H
Forschung

Ambivalences of Modernity. The Architect and City Planner Roland Rainer Between Dictatorship and Democracy

Rainer diegegliederteaufgelockertestadt
FWF-project (P34938)
(12/2021-12/2024)

Project leader:
Angelika Schnell (IKA)

Project team:
Ingrid Holzschuh, Waltraud Indrist, Susanne Rick, Monika Platzer (Architekturzentrum Wien)

Roland Rainer was one of the best-known architects and urban planners of post-war modernism in Austria. The Stadthalle in Vienna (1958), the Puchenau housing estate near Linz (1965-2000) and the ORF Centre in Vienna (1968-1974) are among his buildings. It is less well known that he went to Berlin as early as 1936, two years before Austria's "Anschluss" to the National Socialist German Reich in 1938, and placed himself in the service of the German Academy for Urban Development, Reich and Regional Planning (DASRL), which was practically and theoretically subordinate to Albert Speer, the General Building Inspector for the Reich capital. Consequently, he was integrated into the National Socialist system not only through his early membership in the NSDAP, but also through his practice, hardly just through opportunism. In fact, he already developed his central theories on urban planning and architecture in the early 1940s at the DASRL. During this period, he conceived and wrote, together with his colleagues Johannes Göderitz and Hubert Hofmann, the first version of "Die gegliederte und aufgelockerte Stadt", which was published in 1945 and became a standard work in German-speaking countries in its second version of 1957.

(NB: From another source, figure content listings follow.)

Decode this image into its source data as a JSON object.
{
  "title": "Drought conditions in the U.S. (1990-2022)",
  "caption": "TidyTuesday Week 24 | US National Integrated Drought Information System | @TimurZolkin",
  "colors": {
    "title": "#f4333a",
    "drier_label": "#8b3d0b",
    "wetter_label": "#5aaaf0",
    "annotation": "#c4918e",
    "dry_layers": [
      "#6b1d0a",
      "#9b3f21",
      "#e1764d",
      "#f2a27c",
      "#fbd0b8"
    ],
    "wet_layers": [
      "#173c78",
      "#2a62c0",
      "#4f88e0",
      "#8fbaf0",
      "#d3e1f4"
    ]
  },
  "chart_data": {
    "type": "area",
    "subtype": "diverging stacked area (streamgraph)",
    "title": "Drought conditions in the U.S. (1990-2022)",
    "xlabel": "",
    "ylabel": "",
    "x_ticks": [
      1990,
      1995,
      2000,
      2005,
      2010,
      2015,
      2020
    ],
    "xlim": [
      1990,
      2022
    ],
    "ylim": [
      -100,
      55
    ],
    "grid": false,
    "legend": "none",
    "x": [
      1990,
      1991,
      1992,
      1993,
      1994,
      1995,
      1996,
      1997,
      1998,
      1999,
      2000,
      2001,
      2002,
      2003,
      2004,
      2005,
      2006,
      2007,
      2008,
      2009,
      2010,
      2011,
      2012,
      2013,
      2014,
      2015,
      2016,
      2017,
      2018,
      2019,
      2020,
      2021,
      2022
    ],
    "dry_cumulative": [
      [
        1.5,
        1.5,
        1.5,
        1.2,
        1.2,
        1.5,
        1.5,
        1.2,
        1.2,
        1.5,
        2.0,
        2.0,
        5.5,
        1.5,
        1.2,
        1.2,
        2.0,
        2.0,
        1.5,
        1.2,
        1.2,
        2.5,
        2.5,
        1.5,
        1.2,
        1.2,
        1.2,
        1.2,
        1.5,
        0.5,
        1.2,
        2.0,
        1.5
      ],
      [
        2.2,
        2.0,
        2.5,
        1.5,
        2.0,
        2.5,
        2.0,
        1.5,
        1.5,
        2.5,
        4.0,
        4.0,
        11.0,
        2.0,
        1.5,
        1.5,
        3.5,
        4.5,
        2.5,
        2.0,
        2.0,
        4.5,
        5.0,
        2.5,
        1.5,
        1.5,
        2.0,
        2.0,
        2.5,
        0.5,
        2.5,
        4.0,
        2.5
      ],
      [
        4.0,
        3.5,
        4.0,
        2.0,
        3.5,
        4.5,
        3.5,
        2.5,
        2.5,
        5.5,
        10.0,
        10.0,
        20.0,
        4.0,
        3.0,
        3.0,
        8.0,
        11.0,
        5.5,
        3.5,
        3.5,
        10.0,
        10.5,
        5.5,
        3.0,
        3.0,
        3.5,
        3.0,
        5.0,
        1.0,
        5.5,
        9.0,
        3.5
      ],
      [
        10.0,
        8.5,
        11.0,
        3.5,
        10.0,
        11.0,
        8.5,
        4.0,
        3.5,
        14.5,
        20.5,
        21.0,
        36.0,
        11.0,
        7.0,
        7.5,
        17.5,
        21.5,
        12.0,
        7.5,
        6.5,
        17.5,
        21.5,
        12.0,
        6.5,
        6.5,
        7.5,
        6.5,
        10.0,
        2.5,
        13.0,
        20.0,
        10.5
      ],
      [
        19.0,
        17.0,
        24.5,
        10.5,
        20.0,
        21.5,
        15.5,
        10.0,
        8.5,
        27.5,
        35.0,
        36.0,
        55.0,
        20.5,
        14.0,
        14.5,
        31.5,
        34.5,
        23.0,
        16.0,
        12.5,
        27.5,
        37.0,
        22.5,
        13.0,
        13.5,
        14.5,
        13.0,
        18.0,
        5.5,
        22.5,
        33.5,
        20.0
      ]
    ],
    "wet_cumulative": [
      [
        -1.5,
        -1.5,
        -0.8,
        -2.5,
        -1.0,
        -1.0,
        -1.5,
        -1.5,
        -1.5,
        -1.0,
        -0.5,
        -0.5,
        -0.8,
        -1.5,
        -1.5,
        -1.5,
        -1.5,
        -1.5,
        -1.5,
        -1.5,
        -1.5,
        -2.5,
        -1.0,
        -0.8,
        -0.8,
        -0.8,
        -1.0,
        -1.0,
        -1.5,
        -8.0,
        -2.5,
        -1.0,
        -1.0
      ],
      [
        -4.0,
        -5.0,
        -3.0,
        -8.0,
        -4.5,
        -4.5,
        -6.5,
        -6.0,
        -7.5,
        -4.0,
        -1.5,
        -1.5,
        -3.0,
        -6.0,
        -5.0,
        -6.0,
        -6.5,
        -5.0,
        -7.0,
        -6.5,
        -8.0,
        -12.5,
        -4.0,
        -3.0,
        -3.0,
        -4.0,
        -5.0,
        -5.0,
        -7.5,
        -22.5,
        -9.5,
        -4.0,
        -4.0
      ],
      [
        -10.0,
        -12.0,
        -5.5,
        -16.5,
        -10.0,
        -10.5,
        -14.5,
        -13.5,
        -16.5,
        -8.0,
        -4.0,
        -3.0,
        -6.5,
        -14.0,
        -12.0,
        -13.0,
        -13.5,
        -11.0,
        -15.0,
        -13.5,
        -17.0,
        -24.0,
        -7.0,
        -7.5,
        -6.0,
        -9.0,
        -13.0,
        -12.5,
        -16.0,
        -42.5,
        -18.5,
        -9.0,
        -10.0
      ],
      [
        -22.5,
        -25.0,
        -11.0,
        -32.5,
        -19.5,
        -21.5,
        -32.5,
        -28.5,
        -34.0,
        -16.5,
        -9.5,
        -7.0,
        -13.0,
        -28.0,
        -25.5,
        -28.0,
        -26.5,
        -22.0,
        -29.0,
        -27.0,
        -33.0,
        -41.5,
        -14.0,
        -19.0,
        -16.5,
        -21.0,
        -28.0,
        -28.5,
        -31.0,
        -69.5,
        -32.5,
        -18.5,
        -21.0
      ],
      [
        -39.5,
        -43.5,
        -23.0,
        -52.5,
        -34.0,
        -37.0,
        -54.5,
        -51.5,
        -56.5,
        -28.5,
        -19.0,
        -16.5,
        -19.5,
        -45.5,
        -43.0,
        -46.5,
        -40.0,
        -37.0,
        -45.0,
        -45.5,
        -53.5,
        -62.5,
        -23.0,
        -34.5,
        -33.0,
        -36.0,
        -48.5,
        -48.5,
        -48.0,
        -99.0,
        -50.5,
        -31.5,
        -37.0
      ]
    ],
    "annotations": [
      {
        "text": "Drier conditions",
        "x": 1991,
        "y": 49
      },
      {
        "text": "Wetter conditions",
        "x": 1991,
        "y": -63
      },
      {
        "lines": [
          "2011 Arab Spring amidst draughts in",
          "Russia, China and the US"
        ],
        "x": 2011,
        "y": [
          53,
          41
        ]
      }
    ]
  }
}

This writing contains something typical for its time: it criticises the modern, densely populated city, it pleads for a garden city model in which living, working, traffic and leisure are disentangled and people live "at ground level". Only in the first version is this living "folk-biologically" propagated as the right way of living. Racist dictions like this are no longer found in the second version of 1957. But has the concept changed significantly as a result?

The research project, a collaboration between the Academy of Fine Arts Vienna (where Rainer taught as a professor) and the Architekturzentrum Wien (where Rainer's estate is located), will be dedicated to investigating this question in two ways. On the one hand, Rainer's historical development as a modernist architect will be examined in more detail for the first time; this includes his time as a student at the Vienna University of Technology in the 1920s. On the other hand, a current reassessment of the "ambivalence of architectural modernism" itself will be possible via Rainer's concrete biography. Especially in the context of recent research on colonialism and racism in modern architecture, the question of the inherent biopolitics of garden city models can become substantial with the analysis of Rainer's work. To this end, the "articulated and loosened city" as described by Rainer will be sketched for the first time and compared with other urban planning models. In addition, the complete estate will be reviewed and evaluated, and further material on Rainer will be excavated and analysed in archives in Germany, Poland and the Czech Republic. In this way, Rainer's work is placed in a differentiated and well-founded context.

Adolf Hitler as an "Architekt"

ABB 1 Entwurf Hitlers für ein Führermuseum in Linz Oktober 1938 Hitler 1983 242 Nr 679
Jubiläumsfonds project at the University of Vienna
(12/2020 – 11/2023)

research associate: Ingrid Holzschuh

Raphael Rosenberg (PI), Winfried Nerdinger, Timo Nüßlein

The project investigates Adolf Hitler's personal involvement in the architecture of National Socialism. His interest for and contribution to buildings exceeds by far examples of other historic rulers. He was on the one hand a builder launching big projects representing his dictatorship, commissioning architects and forcing – e. g. by decrees – their realisation; on the other hand an architect making own designs, giving his architects exact graphic and verbal specifications and often correcting their drafts with his own hand. Hitler's role as a builder has not yet been coherently investigated, his activities as an architect were not yet analysed.
This project contributes to better understanding the NS regime, as for Hitler architecture was an important instrument of representation and exercise of power. It is also important for the comprehension of Middle European architecture of the 1930s/1940s where Hitler’s involvement played an essential role.

We compile and analyse Hitler's statements on architecture in general and on specific building projects and approximately 260 architectural sketches by his hand. Half of them are yet unpublished. We prepare a critical catalogue of those sources and investigate:
1. Hitler's architectural perceptions and their changes from his youth in Linz and Vienna, to the years in Munich up until the end of WWII as architectural planning remained a privileged leisure activity for the dictator.
2. The cooperation between Hitler and “his” architects. Both in the development of the design for buildings and on the administrative level, where Hitler set the architects at the top of new authorities giving them immense power to realise their work within the existing cities.
3. The way Hitler understood and implemented the representative architecture as a political instrument for and carrier of NS ideology.

Funded by the Jubiläumsfonds of the Austrian National Bank (No. 18601).